O tempo, esse inconstante, prega algumas partidas. Anuncia calor no lugar de partida e logo, no lugar de destino, arrepende-se e desata a arrefecer e a chover.
Encontra-se um ou outro vizinho e o início de conversa é, repetidamente: "então vieste trazer a chuva?"
E recordam-se os tempos e os lugares. Os tempos árduos do passado, as proezas e as agruras. As escolas cheias e as ruas com gente nova e alguns mais velhos. Recordam-se os que se salvaram e os que Deus não pôde ajudar...
Agora, um certo silêncio marcado pelo relógio eletrónico da torre da igreja. Puxa pela modernidade. Um ou outro cão ladra sem grande convicção. O mesmo se passa com o galo do vizinho. Alguns "idosos" sobem e descem pelas ruas calcetadas, depois ou antes de deixarem as suas preces e os seus agradecimentos na sempre imperturbável igreja da freguesia.

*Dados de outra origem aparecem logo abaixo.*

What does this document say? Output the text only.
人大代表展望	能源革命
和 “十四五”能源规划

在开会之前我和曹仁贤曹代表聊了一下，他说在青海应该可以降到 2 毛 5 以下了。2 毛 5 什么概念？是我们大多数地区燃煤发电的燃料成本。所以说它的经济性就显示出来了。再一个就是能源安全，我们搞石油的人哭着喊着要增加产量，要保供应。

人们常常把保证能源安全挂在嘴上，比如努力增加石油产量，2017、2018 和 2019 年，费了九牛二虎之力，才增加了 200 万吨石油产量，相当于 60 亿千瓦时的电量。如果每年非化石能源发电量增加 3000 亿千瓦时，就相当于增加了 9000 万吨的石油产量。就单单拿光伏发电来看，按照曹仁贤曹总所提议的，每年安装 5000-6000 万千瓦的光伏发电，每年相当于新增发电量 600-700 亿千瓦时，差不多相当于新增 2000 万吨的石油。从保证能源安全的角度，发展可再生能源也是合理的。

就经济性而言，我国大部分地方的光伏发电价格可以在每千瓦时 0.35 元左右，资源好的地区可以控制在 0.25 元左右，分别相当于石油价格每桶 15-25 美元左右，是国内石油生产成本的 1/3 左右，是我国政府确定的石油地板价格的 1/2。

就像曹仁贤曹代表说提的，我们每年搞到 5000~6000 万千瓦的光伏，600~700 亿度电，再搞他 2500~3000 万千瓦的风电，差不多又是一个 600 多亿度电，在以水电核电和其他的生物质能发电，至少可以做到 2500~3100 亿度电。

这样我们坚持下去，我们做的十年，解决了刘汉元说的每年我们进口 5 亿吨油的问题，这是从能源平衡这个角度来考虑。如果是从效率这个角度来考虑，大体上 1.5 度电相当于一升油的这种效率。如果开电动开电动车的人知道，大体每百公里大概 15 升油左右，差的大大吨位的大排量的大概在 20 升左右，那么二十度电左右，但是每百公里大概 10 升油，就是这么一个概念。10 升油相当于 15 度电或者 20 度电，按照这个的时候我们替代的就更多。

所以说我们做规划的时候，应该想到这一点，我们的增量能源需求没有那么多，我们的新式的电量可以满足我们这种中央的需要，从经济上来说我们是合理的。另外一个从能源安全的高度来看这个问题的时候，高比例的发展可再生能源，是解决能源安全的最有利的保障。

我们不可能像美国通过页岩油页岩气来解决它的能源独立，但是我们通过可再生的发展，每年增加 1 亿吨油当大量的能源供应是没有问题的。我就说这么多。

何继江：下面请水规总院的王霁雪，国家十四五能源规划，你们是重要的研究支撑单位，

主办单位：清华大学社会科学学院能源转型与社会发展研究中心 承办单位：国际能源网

O tempo passou a correr. Voltamos e alguma chuva acompanhou-nos no regresso.
Voltamos às nossa rotinas.
Também aqui no lugar adotivo, há um passado plasmado nas praças, ruas, avenidas, passeios e casas. Os mais velhos agarram-se às lembranças dos espaços buliçosos, ruidosos e à esperança de que as novas estradas, comboios e aviões nos tragam de volta os familiares e amigos jovens, que entretanto partiram e certamente não voltarão.
O mundo mudou depressa de mais, talvez. Acelera. Muitos lugares ficam para trás. O seu destino é o nosso destino. Estará ele ao alcance das nossas mãos?